Fri Oct 20 07:30:00 CDT 2017

Consensus Actual Previous
CPI-M/M 0.3% 0.2% 0.1%
CPI-Y/Y 1.7% 1.6% 1.4%
BoC Core-M/M 0.2% 0.0%
BoC Core-Y/Y 0.8% 0.9%
Core CPI-M/M 0.2% 0.0%
Core CPI -Y/Y 1.21% 1.5%

Highlights
September consumer prices were up a monthly 0.2 percent. The CPI was up 1.6 percent from the same month a year ago following a 1.4 percent gain in August. Excluding food and energy, the CPI was up 0.2 percent and 1.2 percent on the year. Excluding just gasoline, the index rose 1.1 percent on the year for a third month. With a Bank of Canada policy meeting looming (October 25), the inflation measure is getting close scrutiny. The BoC now sees inflation rising for a third month.

Prices were up in six of the eight major CPI components in the 12 months to September, with the transportation and shelter indexes contributing the most to the increase rise. The clothing & footwear and household operations, furnishings & equipment both declined on the year.

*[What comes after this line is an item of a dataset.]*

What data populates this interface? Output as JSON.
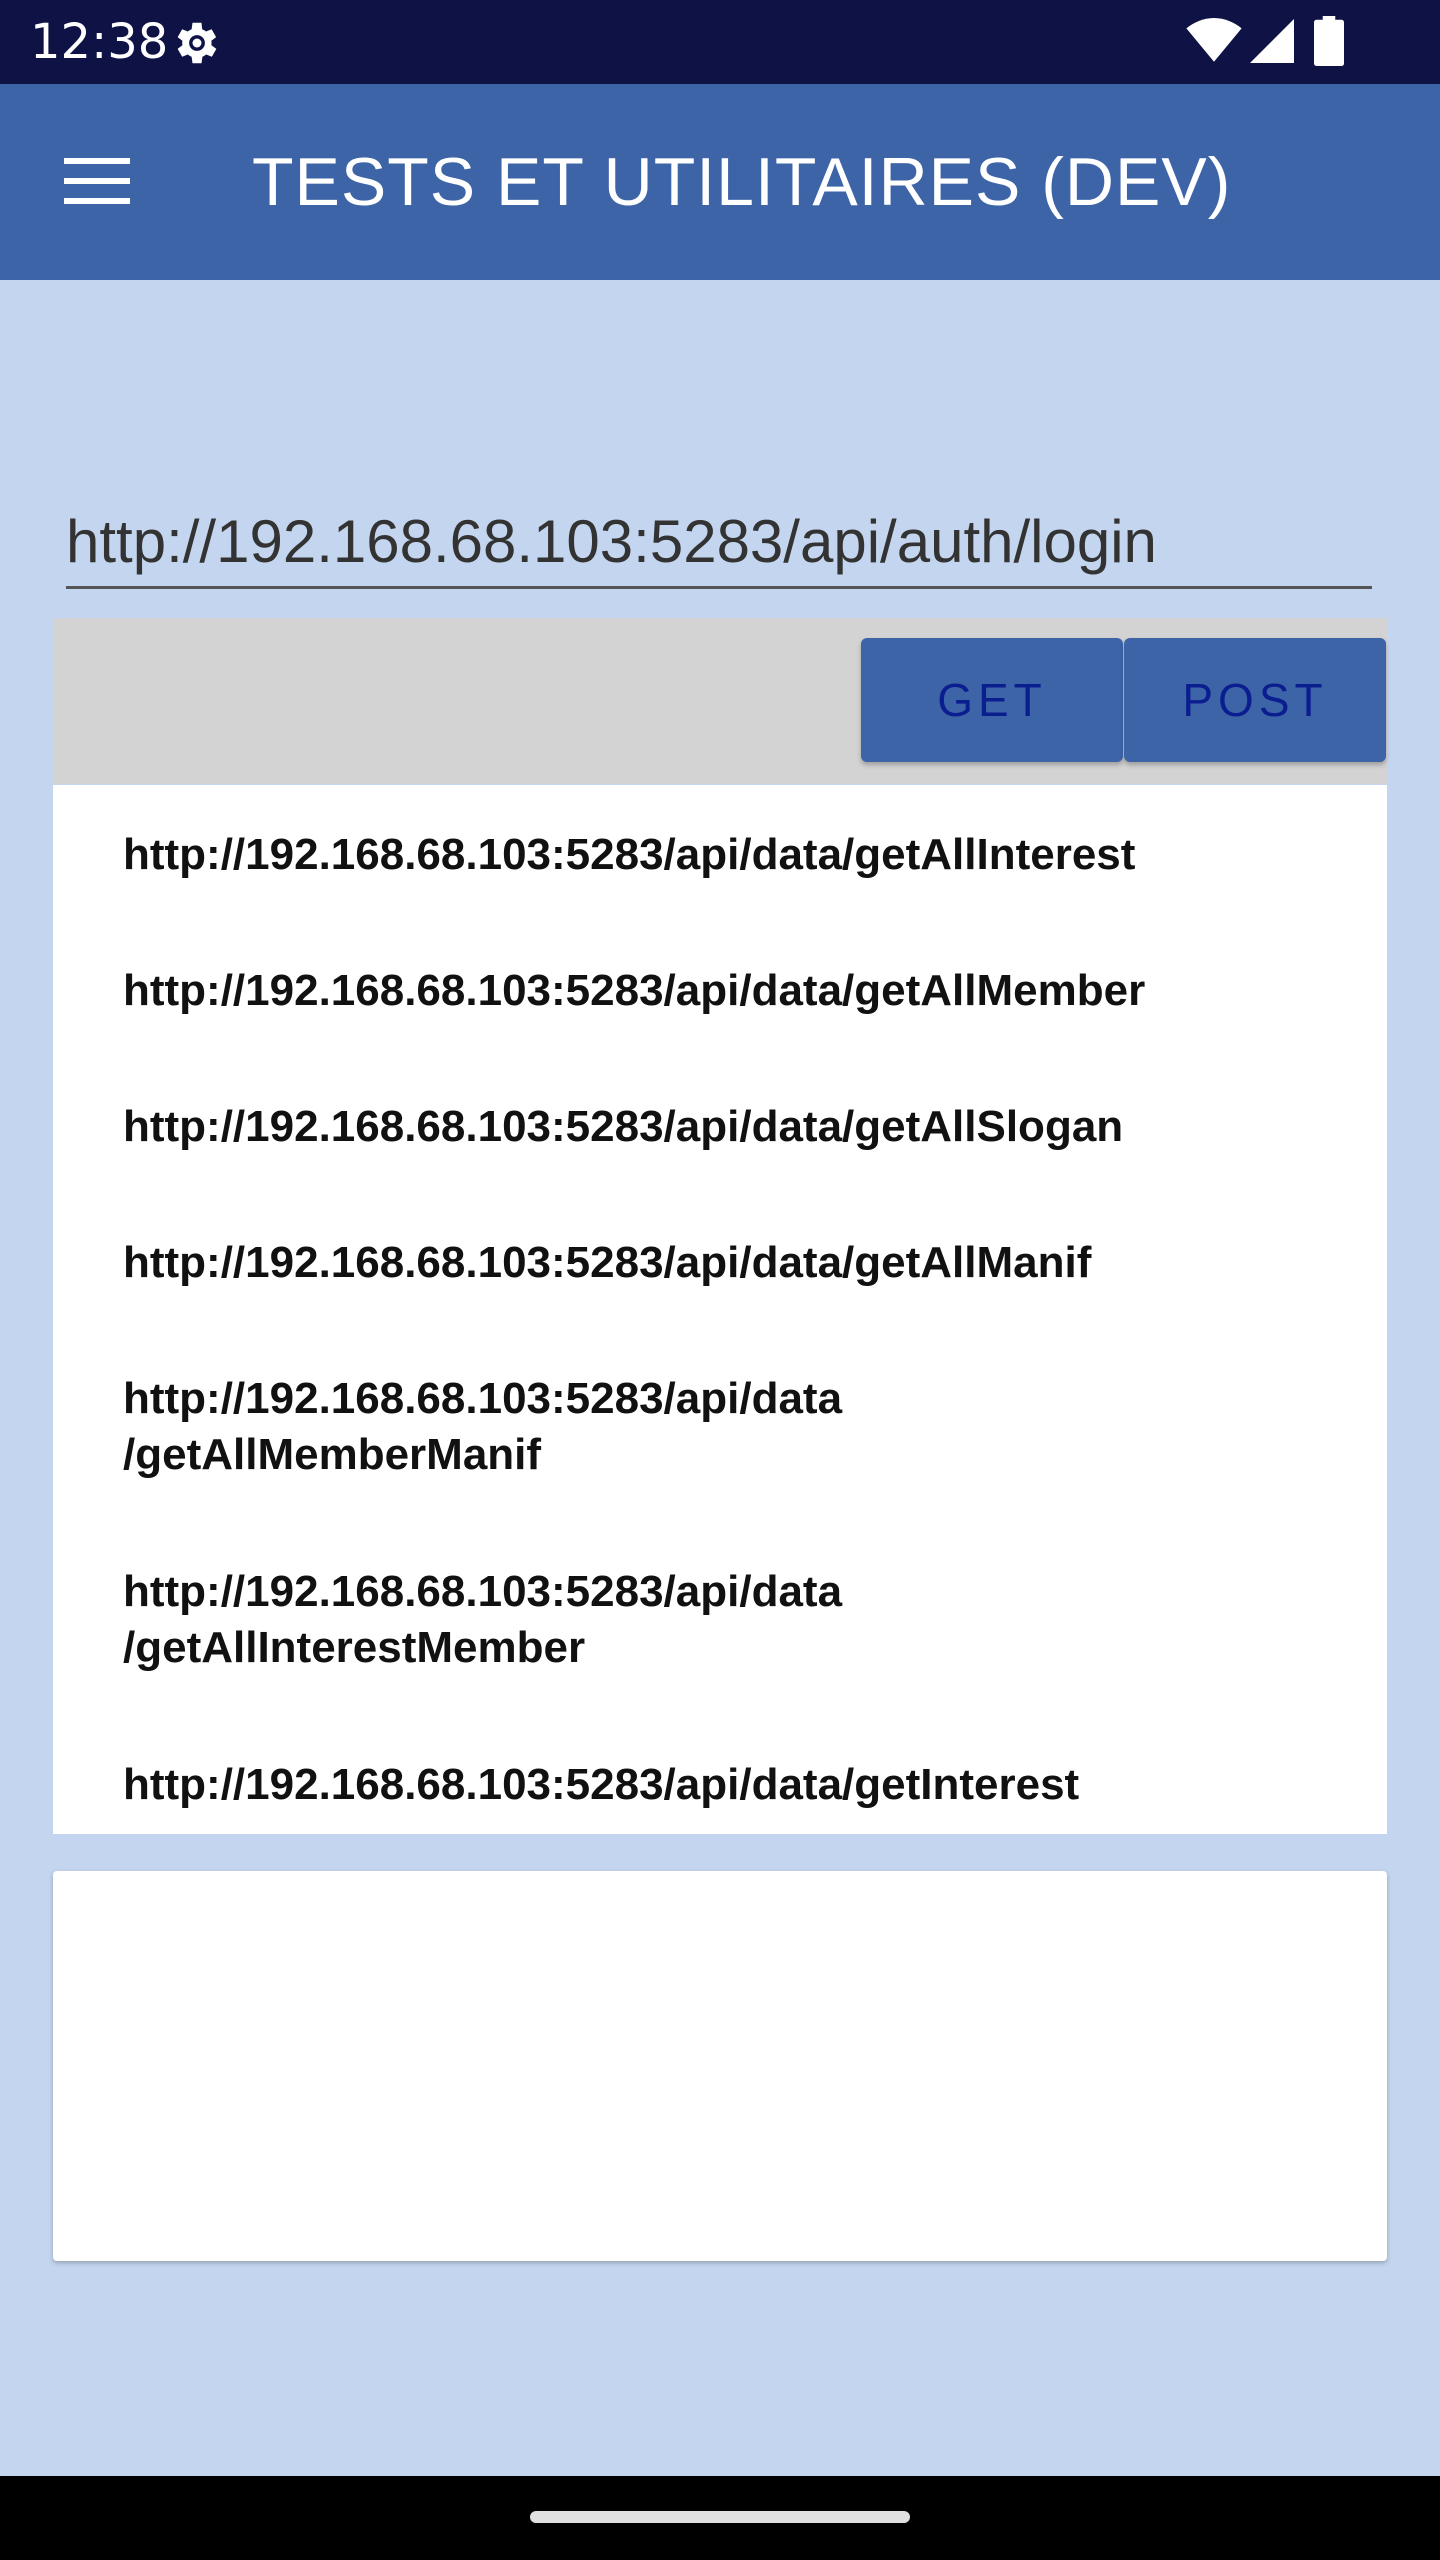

Transportation costs rose 3.8 percent on the year following a 2.8 percent increase in August. For a third consecutive month, gasoline prices were the largest contributor to the gain in transportation prices and also to their acceleration. The gasoline index rose 14.1 percent in the 12 months to September, largely due to supply disruptions caused by Hurricane Harvey. The purchase of passenger vehicles index accelerated 1.0 percent on the year, up from a 0.7 percent increase in August.

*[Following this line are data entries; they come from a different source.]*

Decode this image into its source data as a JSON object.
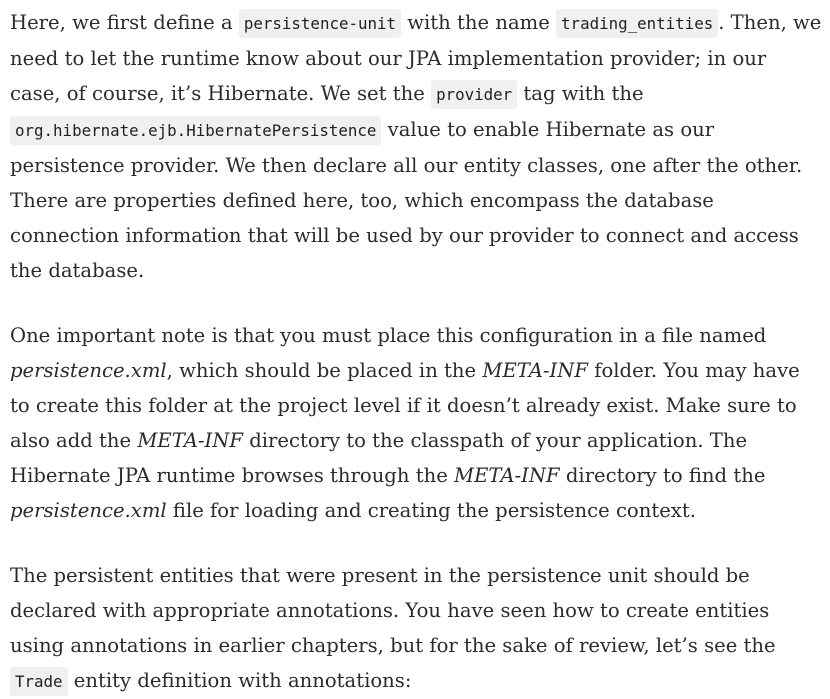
{
  "paragraph1": {
    "t1": "Here, we first define a ",
    "c1": "persistence-unit",
    "t2": " with the name ",
    "c2": "trading_entities",
    "t3": ". Then, we need to let the runtime know about our JPA implementation provider; in our case, of course, it’s Hibernate. We set the ",
    "c3": "provider",
    "t4": " tag with the ",
    "c4": "org.hibernate.ejb.HibernatePersistence",
    "t5": " value to enable Hibernate as our persistence provider. We then declare all our entity classes, one after the other. There are properties defined here, too, which encompass the database connection information that will be used by our provider to connect and access the database."
  },
  "paragraph2": {
    "t1": "One important note is that you must place this configuration in a file named ",
    "e1": "persistence.xml",
    "t2": ", which should be placed in the ",
    "e2": "META-INF",
    "t3": " folder. You may have to create this folder at the project level if it doesn’t already exist. Make sure to also add the ",
    "e3": "META-INF",
    "t4": " directory to the classpath of your application. The Hibernate JPA runtime browses through the ",
    "e4": "META-INF",
    "t5": " directory to find the ",
    "e5": "persistence.xml",
    "t6": " file for loading and creating the persistence context."
  },
  "paragraph3": {
    "t1": "The persistent entities that were present in the persistence unit should be declared with appropriate annotations. You have seen how to create entities using annotations in earlier chapters, but for the sake of review, let’s see the ",
    "c1": "Trade",
    "t2": " entity definition with annotations:"
  }
}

Food prices were up 1.4 percent on the year after increasing 0.9 percent in August. Recreation, education & reading costs rose 2.1 percent, matching the increase in August. Tuition fees grew 3.0 percent in the 12-month period ending in September.

On a seasonally adjusted monthly basis, the CPI increased 0.2 percent in September, matching the gain in August. Five major components increased while three decreased. On a seasonally adjusted monthly basis, the transportation posted the largest gain, while the clothing and footwear index posted the largest decline.

Definition
The Consumer Price Index (CPI) is a measure of the average price level of a fixed basket of goods and services purchased by consumers. Monthly and annual changes in the CPI provide widely used measures of inflation. The policy target measure for the Bank of Canada (BoC), the annual CPI rate can be distorted by swings in the more volatile subsectors so the central bank also monitors an adjusted measure of the CPI that excludes a range of volatile categories in order to get a better handle on underlying trends.

Description
The consumer price index is the most widely followed indicator of inflation. An investor who understands how inflation influences the markets will benefit over those investors that do not understand the impact. In countries such as Canada, where monetary policy decisions rest on the central bank's inflation target, the rate of inflation directly affects all interest rates charged to business and the consumer.

Inflation is an increase in the overall prices of goods and services. The relationship between inflation and interest rates is the key to understanding how indicators such as the CPI influence the markets - and your investments.

Inflation (along with various risks) basically explains how interest rates are set on everything from your mortgage and auto loans to Treasury bills, notes and bonds. As the rate of inflation changes and as expectations on inflation change, the markets adjust interest rates. The effect ripples across stocks, bonds, commodities, and your portfolio, often in a dramatic fashion.

By tracking inflation, whether high or low, rising or falling, investors can anticipate how different types of investments will perform. Over the long run, the bond market will rally (fall) when increases in the CPI are small (large). The equity market rallies with the bond market because low inflation promises low interest rates and is good for profits.

As the most important indicator of inflation the CPI is closely followed by the Bank of Canada. The Bank of Canada has an inflation target range of 1 percent to 3 percent but focuses on the 2 percent midpoint. It uses CPI and core which excludes food and energy as their prime inflation indicators. However, for operational purposes, the Bank also monitors a core CPI which excludes eight volatile items including fruit, vegetables, gasoline, fuel oil, natural gas, mortgage interest, inter-city transportation and tobacco products.